SEDALIA, NC – Sept. 2019
Sedalia, a richly historical Town located midway between Greensboro and Burlington, has served many people as simply a pass-through city on Highway 70. For a place so abundant in character and heritage, local leaders decided that needed to change.
In early 2017, Mayor Howard Morgan, Town Clerk Cam Dungee, the council and the planning board embarked on a long-term downtown streetscape project. The proposed plans, which are shown in detail in this video, will narrow the highway, add sidewalks and roadside trees, create bike lanes, and open up the surrounding land for both community gatherings and future developments. The goal is to express, to both outsiders and the community, that this is not just more highway—this is a North Carolina legacy town.

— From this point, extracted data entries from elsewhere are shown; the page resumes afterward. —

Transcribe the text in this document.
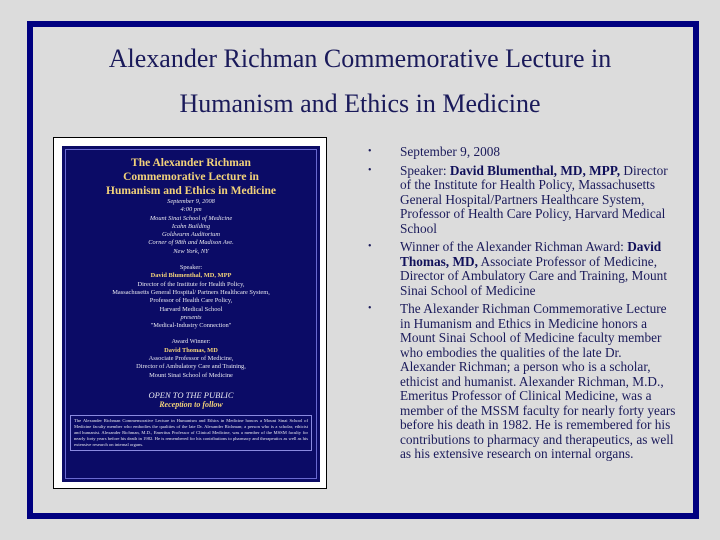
Alexander Richman Commemorative Lecture in
Humanism and Ethics in Medicine
The Alexander Richman
Commemorative Lecture in
Humanism and Ethics in Medicine
September 9, 2008
4:00 pm
Mount Sinai School of Medicine
Icahn Building
Goldwurm Auditorium
Corner of 98th and Madison Ave.
New York, NY
Speaker:
David Blumenthal, MD, MPP
Director of the Institute for Health Policy,
Massachusetts General Hospital/ Partners Healthcare System,
Professor of Health Care Policy,
Harvard Medical School
presents
"Medical-Industry Connection"
Award Winner:
David Thomas, MD
Associate Professor of Medicine,
Director of Ambulatory Care and Training,
Mount Sinai School of Medicine
OPEN TO THE PUBLIC
Reception to follow
The Alexander Richman Commemorative Lecture in Humanism and Ethics in Medicine honors a Mount Sinai School of Medicine faculty member who embodies the qualities of the late Dr. Alexander Richman; a person who is a scholar, ethicist and humanist. Alexander Richman, M.D., Emeritus Professor of Clinical Medicine, was a member of the MSSM faculty for nearly forty years before his death in 1982. He is remembered for his contributions to pharmacy and therapeutics as well as his extensive research on internal organs.
• September 9, 2008
• Speaker: David Blumenthal, MD, MPP, Director of the Institute for Health Policy, Massachusetts General Hospital/Partners Healthcare System, Professor of Health Care Policy, Harvard Medical School
• Winner of the Alexander Richman Award: David Thomas, MD, Associate Professor of Medicine, Director of Ambulatory Care and Training, Mount Sinai School of Medicine
• The Alexander Richman Commemorative Lecture in Humanism and Ethics in Medicine honors a Mount Sinai School of Medicine faculty member who embodies the qualities of the late Dr. Alexander Richman; a person who is a scholar, ethicist and humanist. Alexander Richman, M.D., Emeritus Professor of Clinical Medicine, was a member of the MSSM faculty for nearly forty years before his death in 1982. He is remembered for his contributions to pharmacy and therapeutics, as well as his extensive research on internal organs.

“We just want to wake up our town. We want it to be beautiful,” said Serita Faison, member of the planning board. “We want when people come through to want to hang around. And we want the people of our town to be comfortable coming out.”
By renovating the corridor, Sedalia envisions a transformation of the road from a highway to a Main Street or, as Faison calls it, “the heartbeat of our town.” At the center of the project is the Charlotte Hawkins Brown museum, a National Historic Site on the soon-to-be redeveloped road near the Sedalia Town Hall.
The redevelopment is in the very early junctures. With support from local officials, the project is now in the funding stages, where Sedalia has experienced some quick success, which includes receiving the Downtown Revitalization and Economic Development Grant from the N.C. Department of Commerce. The first construction phase will focus on the bike and pedestrian paths, and require about half of the full project’s estimated $3 million cost. In full, the town expects the project to take 10 years.
For the community, though, the price tag and wait will be worthwhile.
“Highway 70 is what the world sees when they come through Sedalia,” said Faison. “We want it to represent our town.”